A young child presents in your office with a fever of several days, erythema of the palms and soles of the feet, a rash on the trunk and a bright red tongue. For most pediatricians, this classic presentation of Kawasaki disease is fairly straightforward to diagnose.
“A majority of pediatricians have seen at least one case of Kawasaki in training,” says David Fulton, MD, chief emeritus of the Division of Cardiology Outpatient Services at Boston Children’s Hospital. “And most know how to make a diagnosis when all the clinical signs are present. But it’s important to understand the features of this disease that can make diagnosis more challenging.”
An accurate, prompt diagnosis is imperative, as Kawasaki disease leads to coronary artery aneurysms in about 25 percent of untreated cases. It is the number one cause of acquired heart disease in children in the United States. However, when treated with intravenous immune globulin (IVIG) within 10 days of onset, the frequency of coronary abnormality drops to between 2 and 4 percent.
Notes sat down with Fulton to discuss some critical points to keep in mind when diagnosing Kawasaki disease and new approaches to treatment.
What are the biggest challenges pediatricians face in diagnosing Kawasaki disease?
One big challenge is that children in certain age categories sometimes don’t present with the usual findings that would fit a classical picture of Kawasaki disease.
We’re most concerned about infants under 6 months, because those cases are often very challenging. These kids may have fever and no other real signs except a nondescript rash.
This means pediatricians need to start thinking about the possibility of Kawasaki in infants who have a fever for more than five days, even in the absence of other symptoms. Assessment when you lack full clinical signs should include laboratory testing and possibly an early echocardiogram, because these kids can present with early changes in their coronary arteries. And the earlier we intervene, the more likely we are to prevent long-term damage.
The longer you wait, the greater chance there is for coronary artery damage to have occurred.
Another group that can be a challenge to diagnose are children over age 5. These kids often present with lymphadenitis and generally have a fever, so the pediatrician may assume an infection in the lymph glands. These kids are then often started on oral antibiotics, and when they don’t respond, may be given intravenous antibiotics. At this point, 10 to 14 days has passed, and they may have already evolved to coronary artery changes.
What advice would you give pediatricians for diagnosing these challenging cases?
I would say the most important advice is to keep thinking broadly, and to have Kawasaki on your radar screen. We see about 5,000 cases a year in U.S., so many pediatricians will see a reasonable number in their practice.
We’ve found that pediatricians are getting better at spotting incomplete cases of Kawasaki, but we still see a couple of cases each year that get missed and come to us late. The American Heart Association released updated guidelines earlier this year to provide clinicians with evidence-based guidance for diagnosis of Kawasaki disease.
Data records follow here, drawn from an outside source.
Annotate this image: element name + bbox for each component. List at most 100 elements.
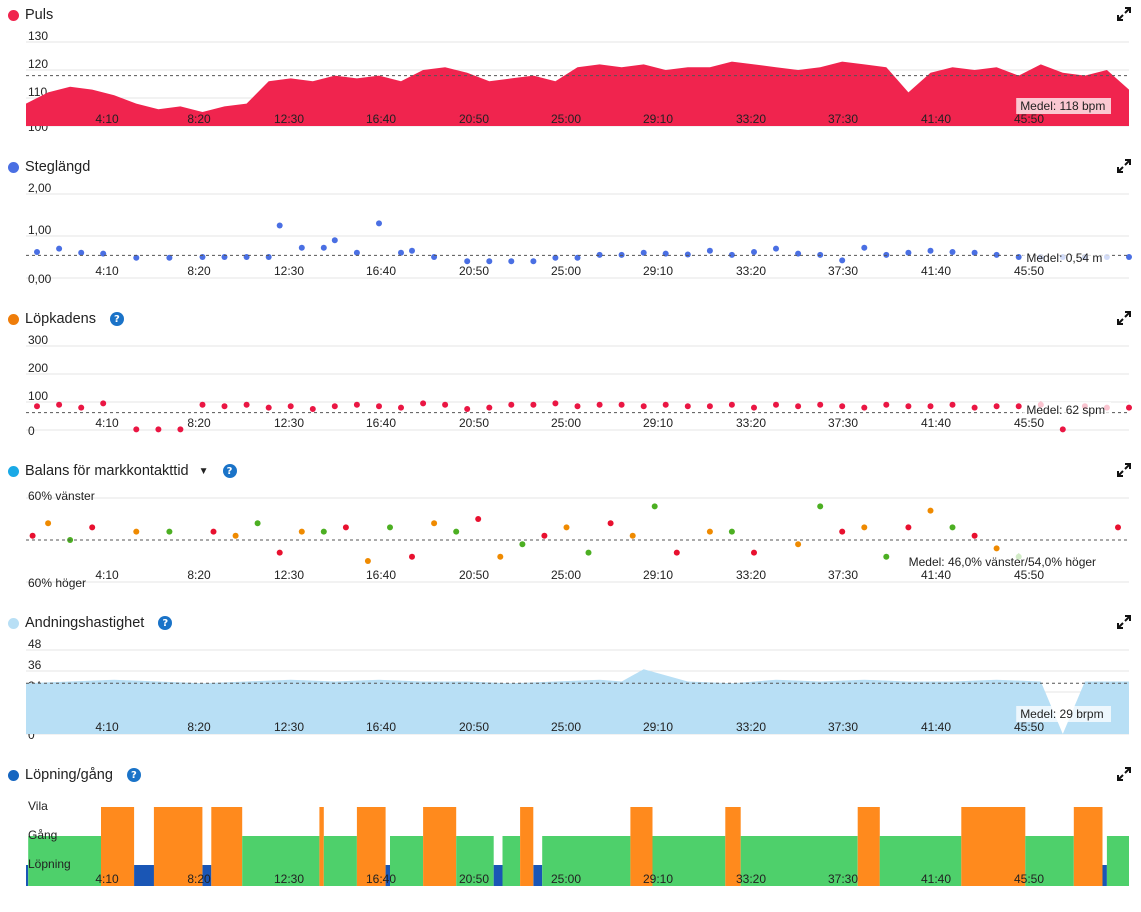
x-tick-label: 4:10 (95, 264, 119, 278)
data-point (1126, 254, 1132, 260)
chart-panel: Löpning/gång? Vila Gång Löpning 4:10 8:20 12:3… (0, 760, 1141, 912)
state-segment (456, 836, 494, 886)
data-point (861, 524, 868, 531)
state-segment (134, 865, 154, 886)
data-point (232, 532, 239, 539)
data-point (309, 406, 316, 412)
chevron-down-icon[interactable]: ▼ (198, 465, 209, 477)
data-point (376, 220, 382, 227)
data-point (497, 553, 504, 560)
data-point (254, 520, 261, 527)
state-segment (542, 836, 631, 886)
data-point (751, 249, 757, 255)
data-point (993, 251, 1000, 258)
data-point (320, 244, 327, 251)
chart-title: Löpkadens (25, 311, 96, 327)
chart-title: Steglängd (25, 159, 91, 175)
data-point (199, 401, 206, 408)
y-tick-label: Löpning (28, 857, 71, 871)
expand-icon[interactable] (1117, 159, 1131, 173)
state-segment (323, 836, 357, 886)
legend-dot (8, 465, 19, 477)
data-point (574, 403, 581, 410)
x-tick-label: 45:50 (1014, 568, 1044, 582)
x-tick-label: 25:00 (551, 112, 581, 126)
data-point (166, 528, 173, 535)
chart-header: Löpkadens? (8, 309, 124, 329)
data-point (971, 532, 978, 539)
help-icon[interactable]: ? (126, 768, 141, 782)
y-tick-label: 1,00 (28, 223, 52, 237)
data-point (684, 251, 691, 258)
x-tick-label: 12:30 (274, 264, 304, 278)
y-tick-label: Vila (28, 799, 48, 813)
y-tick-label: 48 (28, 637, 42, 651)
data-point (839, 257, 846, 264)
x-tick-label: 20:50 (459, 872, 489, 886)
area-series (26, 61, 1129, 126)
expand-icon[interactable] (1117, 767, 1131, 781)
x-tick-label: 33:20 (736, 112, 766, 126)
expand-icon[interactable] (1117, 463, 1131, 477)
data-point (905, 403, 912, 410)
mean-label-bg (1016, 706, 1111, 722)
data-point (728, 251, 735, 258)
data-point (519, 541, 526, 548)
mean-label: Medel: 46,0% vänster/54,0% höger (909, 555, 1096, 569)
state-segment (101, 807, 135, 886)
y-tick-label: 36 (28, 658, 42, 672)
data-point (45, 520, 52, 527)
state-segment (493, 865, 503, 886)
data-point (861, 244, 868, 251)
state-segment (520, 807, 534, 886)
state-segment (1073, 807, 1103, 886)
data-point (431, 520, 438, 527)
expand-icon[interactable] (1117, 7, 1131, 21)
data-point (89, 524, 96, 531)
data-point (817, 401, 824, 408)
state-segment (533, 865, 543, 886)
data-point (728, 528, 735, 535)
data-point (839, 528, 846, 535)
x-tick-label: 12:30 (274, 112, 304, 126)
data-point (398, 249, 404, 256)
help-icon[interactable]: ? (158, 616, 173, 630)
y-tick-label: 2,00 (28, 181, 52, 195)
x-tick-label: 29:10 (643, 568, 673, 582)
x-tick-label: 33:20 (736, 264, 766, 278)
mean-label: Medel: 118 bpm (1020, 99, 1105, 113)
data-point (56, 245, 63, 252)
x-tick-label: 16:40 (366, 416, 396, 430)
x-tick-label: 29:10 (643, 720, 673, 734)
y-tick-label: 0 (28, 728, 35, 742)
data-point (177, 426, 184, 433)
x-tick-label: 29:10 (643, 416, 673, 430)
data-point (684, 403, 691, 410)
expand-icon[interactable] (1117, 311, 1131, 325)
data-point (243, 401, 250, 408)
x-tick-label: 20:50 (459, 568, 489, 582)
expand-icon[interactable] (1117, 615, 1131, 629)
data-point (773, 401, 779, 408)
help-icon[interactable]: ? (109, 312, 124, 326)
data-point (298, 528, 305, 535)
y-tick-label: 100 (28, 389, 48, 403)
data-point (464, 258, 471, 265)
x-tick-label: 20:50 (459, 112, 489, 126)
x-tick-label: 16:40 (366, 264, 396, 278)
data-point (530, 401, 537, 408)
help-icon[interactable]: ? (222, 464, 237, 478)
data-point (706, 247, 713, 254)
x-tick-label: 4:10 (95, 872, 119, 886)
state-segment (153, 807, 203, 886)
data-point (993, 545, 1000, 552)
state-segment (390, 836, 424, 886)
data-point (420, 400, 427, 407)
state-segment (202, 865, 212, 886)
mean-label-bg (1022, 402, 1111, 418)
mean-label: Medel: 29 brpm (1020, 707, 1103, 721)
data-point (1015, 403, 1022, 410)
x-tick-label: 8:20 (187, 264, 211, 278)
data-point (861, 404, 868, 411)
data-point (927, 507, 934, 514)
What happens when you miss that 10-day treatment window?
Treatment with IVIG within 10 days of fever is the gold standard for Kawasaki disease. But that doesn’t mean you shouldn’t treat at day 12 or day 14, it just means that the response is less identifiable. The longer you wait, the greater chance there is for coronary artery damage to have occurred.
How do you handle incomplete or uncertain cases of Kawasaki disease?
Sometimes it’s even challenging for us to diagnose incomplete Kawasaki. We often see kids who have a couple of the signs and have had a fever for five or six days. If they don’t meet the diagnostic criteria at that point, we may follow them for a few days to see if they evolve with more signs that may help with a diagnosis. If we reach day seven or eight with no more symptoms, we may look for laboratory abnormalities or use an echocardiogram to decide whether to treat. Finally, there are some kids that we’re just never going to be 100 percent sure about, but decide to treat them before they go past that 10-day window.
Is there any harm in treating kids for Kawasaki who may not have it?
There’s always a risk with any type of treatment. The risk for transmission of infectious disease through IVIG is very small, but children can have adverse reactions to treatment, such as fever, rash, low blood pressure and shaking chills. It’s also expensive, so we try to be mindful of that. But we generally err towards treating as we approach that 10-day window. Without a doubt, the benefits of treating outweigh the risk.
What’s new on the treatment front?
About 10 to 20 percent of kids are resistant to IVIG and may require multiple doses and adjunctive therapy to suppress the immune response. We’re continually evaluating new therapeutic modalities to see what works best.
We’re also looking at ways to identify people who might not respond early so we can start adjunctive therapy as soon as possible. In the future, we will likely move toward more aggressive therapeutic approach earlier in the cycle for these people to see if it makes a difference with outcomes. But the sooner these kids get referred to us, the better likelihood we have of selecting the best therapeutic approach for them.
David R. Fulton, MD, is chief emeritus of the Division of Cardiology Outpatient Services at Boston Children’s Hospital, associate professor of Pediatrics and Tommy Kaplan Chair in Cardiovascular Studies at Harvard Medical School.